7 raisons pour lesquelles vous ne vous souvenez pas des pires années d'une relation narcissique, selon des experts en traumatologie


Pendant longtemps, j’ai pensé que les trous de mémoire signifiaient que quelque chose n’allait pas chez moi.

Que je l'avais bloqué. Que j'évitais quelque chose. Qu’il me manquait l’architecture émotionnelle nécessaire pour traiter ce qui s’est passé.

J'avais tort sur les trois points.

Les lacunes ne sont pas une preuve d’échec.

Ils témoignent d’efforts extraordinaires – entièrement dépensés ailleurs.

Voici ce qui, selon les experts en traumatologie, se produit réellement.

1. Votre cerveau ne peut pas archiver des souvenirs menacés

C'est quelque chose que personne n'explique assez clairement, alors je vais le dire clairement :

La formation de la mémoire nécessite de la sécurité.

Pas du bonheur. Pas calme. Juste un système nerveux qui ne consacre pas toutes les ressources disponibles à la détection des menaces.

Bessel van der Kolk écrit dans Le corps garde le score que l'hippocampe – la partie du cerveau responsable de l'organisation de l'expérience en mémoire cohérente – est profondément perturbé par le stress chronique.

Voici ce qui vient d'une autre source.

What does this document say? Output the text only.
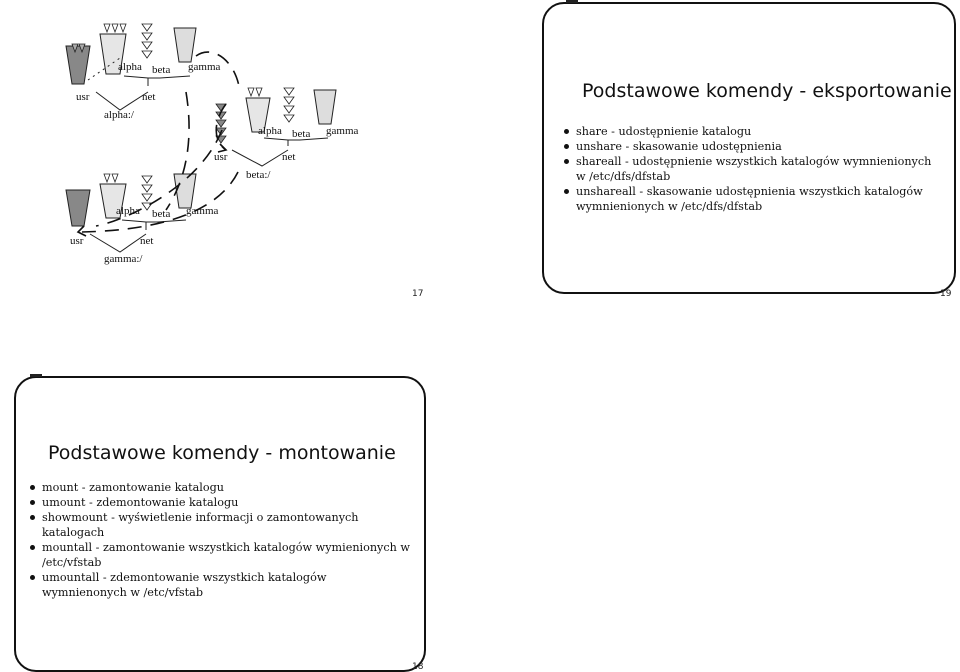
alpha beta gamma
usr	net
alpha:/
alpha beta gamma
usr	net
beta:/
alpha beta gamma
usr	net
gamma:/
17
Podstawowe komendy - eksportowanie
share - udostępnienie katalogu
unshare - skasowanie udostępnienia
shareall - udostępnienie wszystkich katalogów wymnienionych w /etc/dfs/dfstab
unshareall - skasowanie udostępnienia wszystkich katalogów wymnienionych w /etc/dfs/dfstab
19
Podstawowe komendy - montowanie
mount - zamontowanie katalogu
umount - zdemontowanie katalogu
showmount - wyświetlenie informacji o zamontowanych katalogach
mountall - zamontowanie wszystkich katalogów wymienionych w /etc/vfstab
umountall - zdemontowanie wszystkich katalogów wymnienonych w /etc/vfstab
18
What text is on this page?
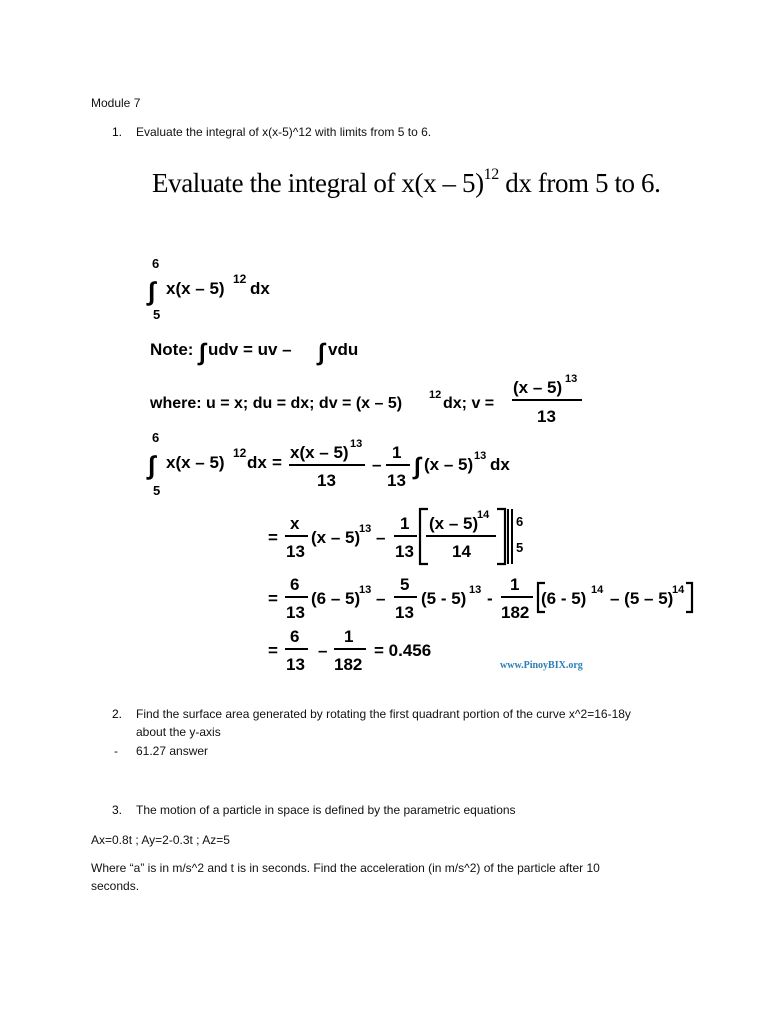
Module 7
1. Evaluate the integral of x(x-5)^12 with limits from 5 to 6.
Evaluate the integral of x(x – 5)$^{12}$ dx from 5 to 6.
6
∫ x(x – 5) 12 dx
5
Note: ∫ udv = uv – ∫ vdu
where: u = x; du = dx; dv = (x – 5) 12 dx; v =
(x – 5) 13
13
6
∫ x(x – 5) 12 dx
5
=
x(x – 5) 13
13
–
1
13
∫ (x – 5) 13 dx
=
x
13
(x – 5)
13 –
1
13
(x – 5)
14
14
6
5
=
6
13
(6 – 5)
13 –
5
13
(5 - 5) 13 -
1
182
(6 - 5) 14 – (5 – 5)
14
=
6
13
–
1
182
= 0.456
www.PinoyBIX.org
2. Find the surface area generated by rotating the first quadrant portion of the curve x^2=16-18y
about the y-axis
- 61.27 answer
3. The motion of a particle in space is defined by the parametric equations
Ax=0.8t ; Ay=2-0.3t ; Az=5
Where “a” is in m/s^2 and t is in seconds. Find the acceleration (in m/s^2) of the particle after 10
seconds.
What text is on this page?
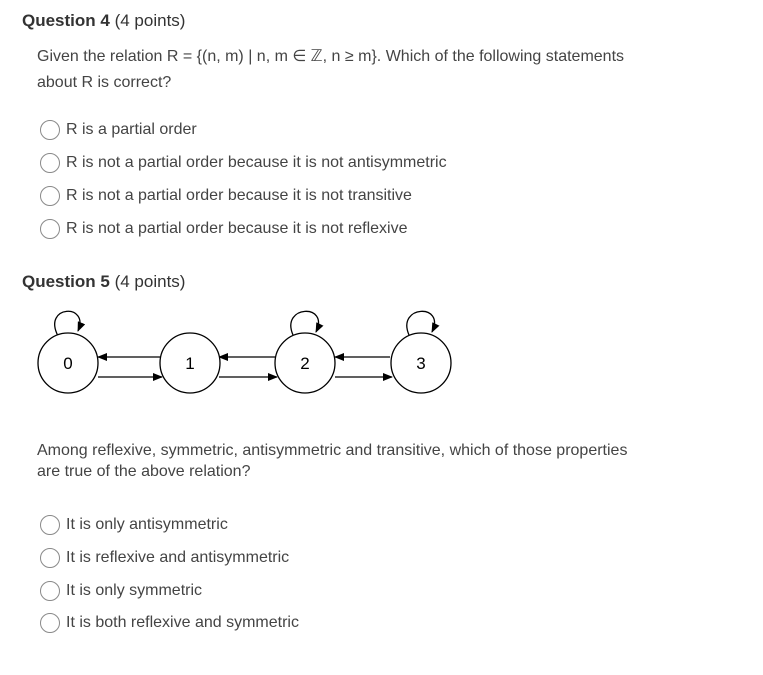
Question 4 (4 points)
Given the relation R = {(n, m) | n, m ∈ ℤ, n ≥ m}. Which of the following statements
about R is correct?
R is a partial order
R is not a partial order because it is not antisymmetric
R is not a partial order because it is not transitive
R is not a partial order because it is not reflexive
Question 5 (4 points)
0	1	2	3
Among reflexive, symmetric, antisymmetric and transitive, which of those properties
are true of the above relation?
It is only antisymmetric
It is reflexive and antisymmetric
It is only symmetric
It is both reflexive and symmetric
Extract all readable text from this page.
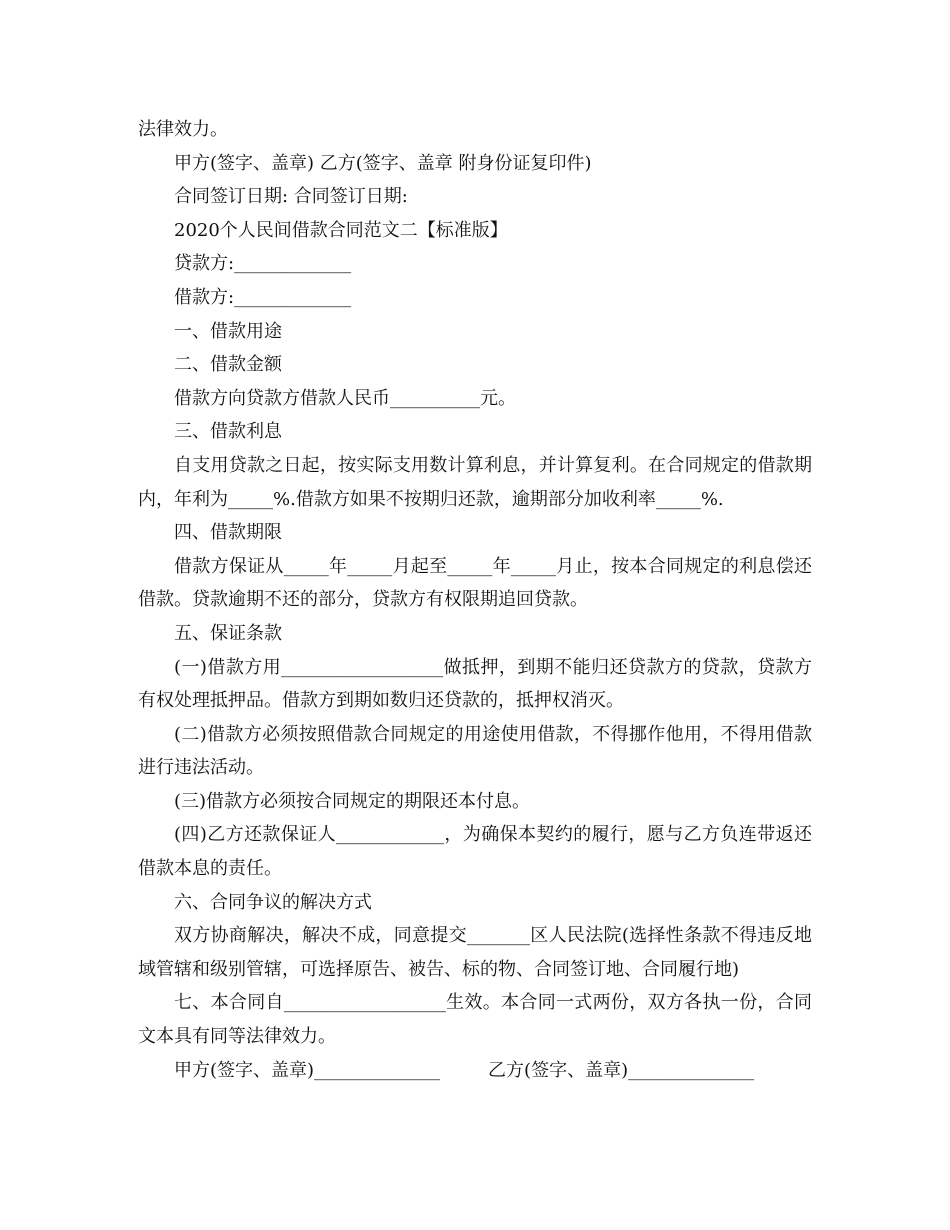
法律效力。

甲方(签字、盖章) 乙方(签字、盖章 附身份证复印件)

合同签订日期: 合同签订日期:

2020个人民间借款合同范文二【标准版】

贷款方:_____________

借款方:_____________

一、借款用途

二、借款金额

借款方向贷款方借款人民币__________元。

三、借款利息

自支用贷款之日起，按实际支用数计算利息，并计算复利。在合同规定的借款期内，年利为_____%.借款方如果不按期归还款，逾期部分加收利率_____%.

四、借款期限

借款方保证从_____年_____月起至_____年_____月止，按本合同规定的利息偿还借款。贷款逾期不还的部分，贷款方有权限期追回贷款。

五、保证条款

(一)借款方用__________________做抵押，到期不能归还贷款方的贷款，贷款方有权处理抵押品。借款方到期如数归还贷款的，抵押权消灭。

(二)借款方必须按照借款合同规定的用途使用借款，不得挪作他用，不得用借款进行违法活动。

(三)借款方必须按合同规定的期限还本付息。

(四)乙方还款保证人____________，为确保本契约的履行，愿与乙方负连带返还借款本息的责任。

六、合同争议的解决方式

双方协商解决，解决不成，同意提交_______区人民法院(选择性条款不得违反地域管辖和级别管辖，可选择原告、被告、标的物、合同签订地、合同履行地)

七、本合同自__________________生效。本合同一式两份，双方各执一份，合同文本具有同等法律效力。

甲方(签字、盖章)______________	乙方(签字、盖章)______________
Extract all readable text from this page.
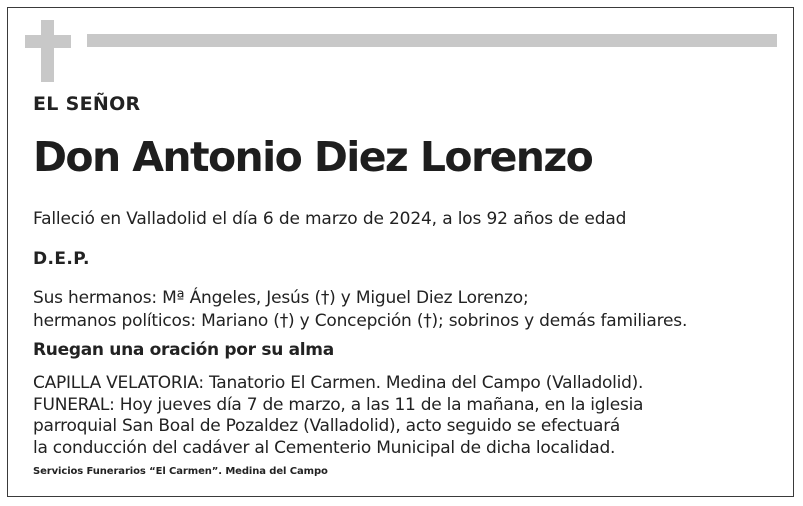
EL SEÑOR
Don Antonio Diez Lorenzo
Falleció en Valladolid el día 6 de marzo de 2024, a los 92 años de edad
D.E.P.
Sus hermanos: Mª Ángeles, Jesús (†) y Miguel Diez Lorenzo;
hermanos políticos: Mariano (†) y Concepción (†); sobrinos y demás familiares.
Ruegan una oración por su alma
CAPILLA VELATORIA: Tanatorio El Carmen. Medina del Campo (Valladolid).
FUNERAL: Hoy jueves día 7 de marzo, a las 11 de la mañana, en la iglesia
parroquial San Boal de Pozaldez (Valladolid), acto seguido se efectuará
la conducción del cadáver al Cementerio Municipal de dicha localidad.
Servicios Funerarios “El Carmen”. Medina del Campo
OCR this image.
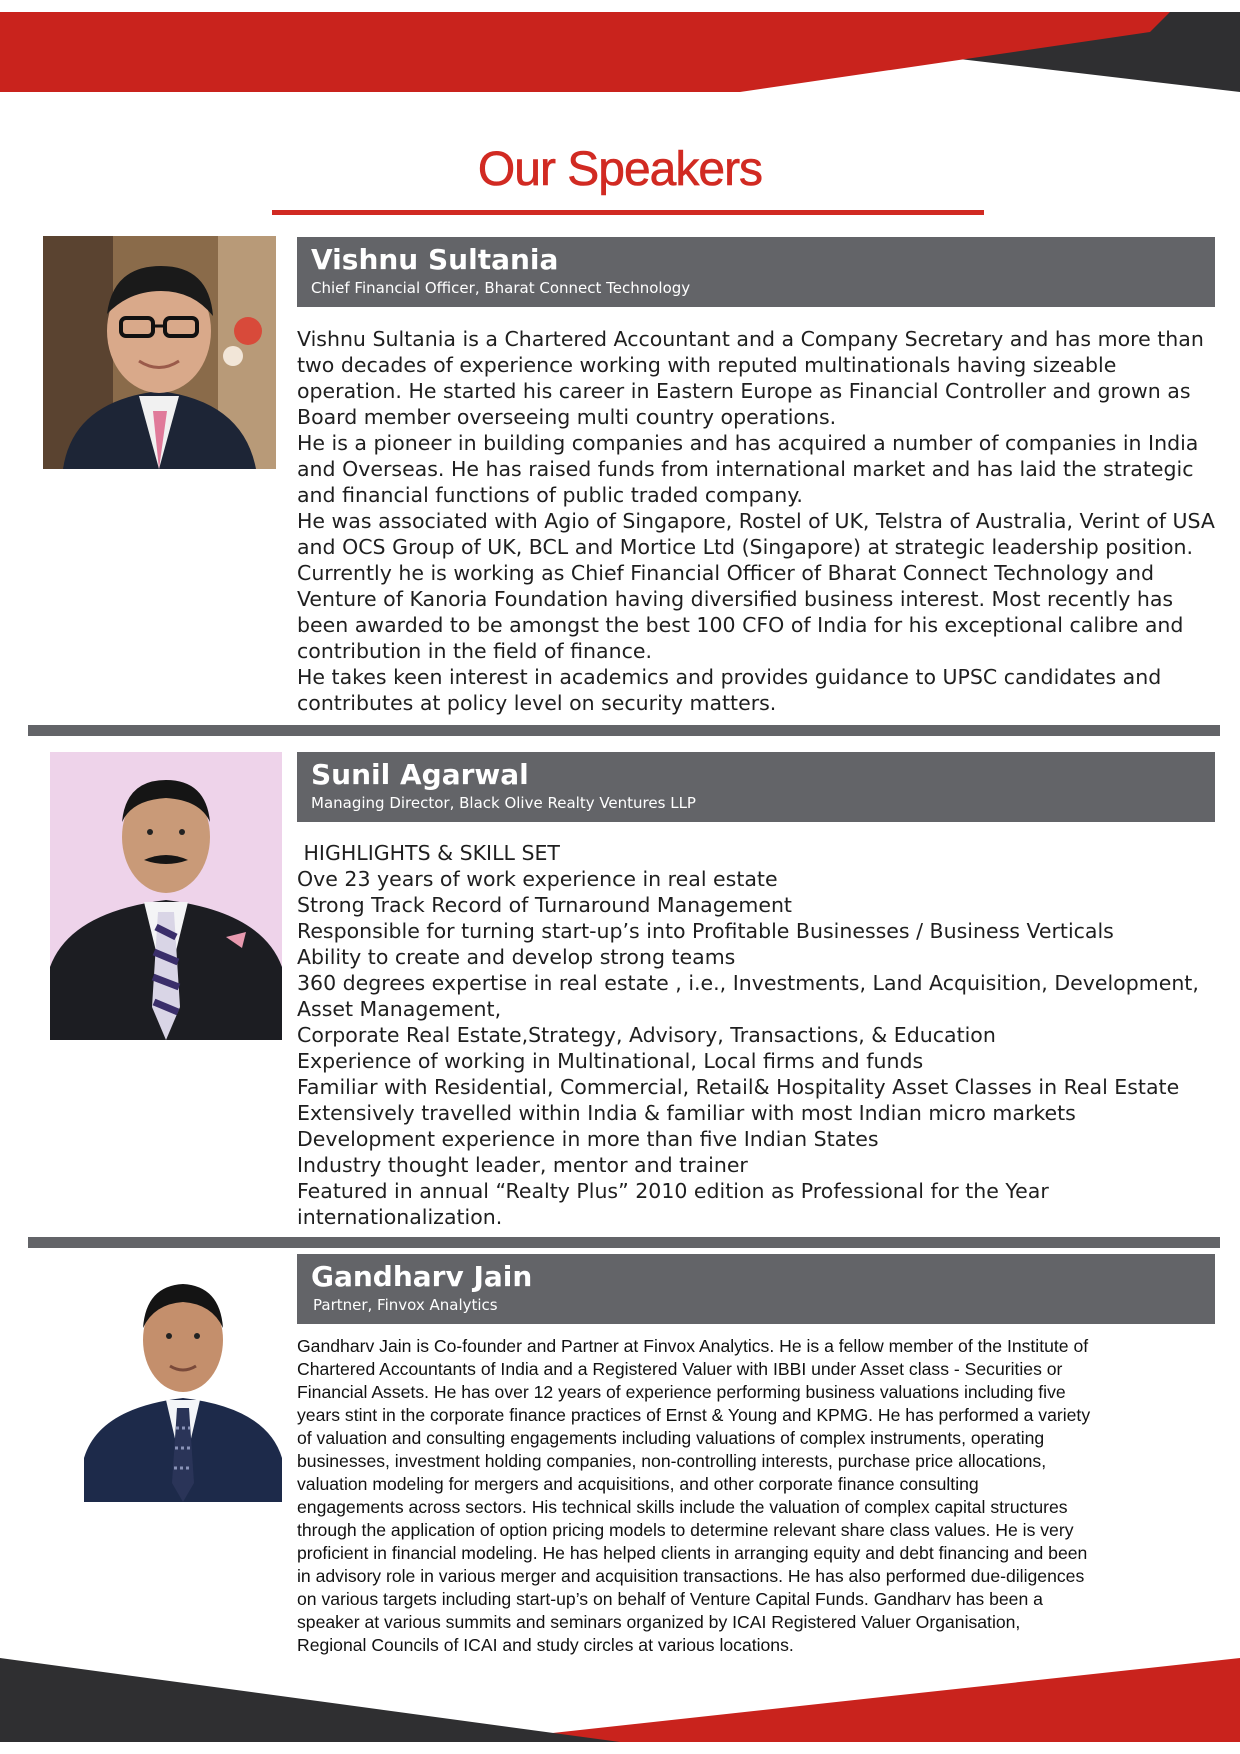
Our Speakers
Vishnu Sultania
Chief Financial Officer, Bharat Connect Technology

Vishnu Sultania is a Chartered Accountant and a Company Secretary and has more than

two decades of experience working with reputed multinationals having sizeable

operation. He started his career in Eastern Europe as Financial Controller and grown as

Board member overseeing multi country operations.

He is a pioneer in building companies and has acquired a number of companies in India

and Overseas. He has raised funds from international market and has laid the strategic

and financial functions of public traded company.

He was associated with Agio of Singapore, Rostel of UK, Telstra of Australia, Verint of USA

and OCS Group of UK, BCL and Mortice Ltd (Singapore) at strategic leadership position.

Currently he is working as Chief Financial Officer of Bharat Connect Technology and

Venture of Kanoria Foundation having diversified business interest. Most recently has

been awarded to be amongst the best 100 CFO of India for his exceptional calibre and

contribution in the field of finance.

He takes keen interest in academics and provides guidance to UPSC candidates and

contributes at policy level on security matters.

Sunil Agarwal
Managing Director, Black Olive Realty Ventures LLP

HIGHLIGHTS & SKILL SET

Ove 23 years of work experience in real estate

Strong Track Record of Turnaround Management

Responsible for turning start-up’s into Profitable Businesses / Business Verticals

Ability to create and develop strong teams

360 degrees expertise in real estate , i.e., Investments, Land Acquisition, Development,

Asset Management,

Corporate Real Estate,Strategy, Advisory, Transactions, & Education

Experience of working in Multinational, Local firms and funds

Familiar with Residential, Commercial, Retail& Hospitality Asset Classes in Real Estate

Extensively travelled within India & familiar with most Indian micro markets

Development experience in more than five Indian States

Industry thought leader, mentor and trainer

Featured in annual “Realty Plus” 2010 edition as Professional for the Year

internationalization.

Gandharv Jain
Partner, Finvox Analytics

Gandharv Jain is Co-founder and Partner at Finvox Analytics. He is a fellow member of the Institute of

Chartered Accountants of India and a Registered Valuer with IBBI under Asset class - Securities or

Financial Assets. He has over 12 years of experience performing business valuations including five

years stint in the corporate finance practices of Ernst & Young and KPMG. He has performed a variety

of valuation and consulting engagements including valuations of complex instruments, operating

businesses, investment holding companies, non-controlling interests, purchase price allocations,

valuation modeling for mergers and acquisitions, and other corporate finance consulting

engagements across sectors. His technical skills include the valuation of complex capital structures

through the application of option pricing models to determine relevant share class values. He is very

proficient in financial modeling. He has helped clients in arranging equity and debt financing and been

in advisory role in various merger and acquisition transactions. He has also performed due-diligences

on various targets including start-up’s on behalf of Venture Capital Funds. Gandharv has been a

speaker at various summits and seminars organized by ICAI Registered Valuer Organisation,

Regional Councils of ICAI and study circles at various locations.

Il ne peut pas trier, séquencer ou stocker correctement lorsque le système malveillant fonctionne à pleine capacité.

Vivant avec Lukas, mon système de menace n'a jamais été pas en cours d'exécution.

Pas parce qu’il avait toujours été ouvertement dangereux. Parce que je n’ai jamais su quelle version de lui franchissait la porte.

« L'hippocampe utilise le temps pour organiser nos expériences. Lorsque l'une se déforme, l'autre suit généralement. » —Rebecca Kase, LCSW

Votre cerveau n'a pas oublié les pires années. Il n’a jamais eu la sécurité requise pour les coder correctement en premier lieu.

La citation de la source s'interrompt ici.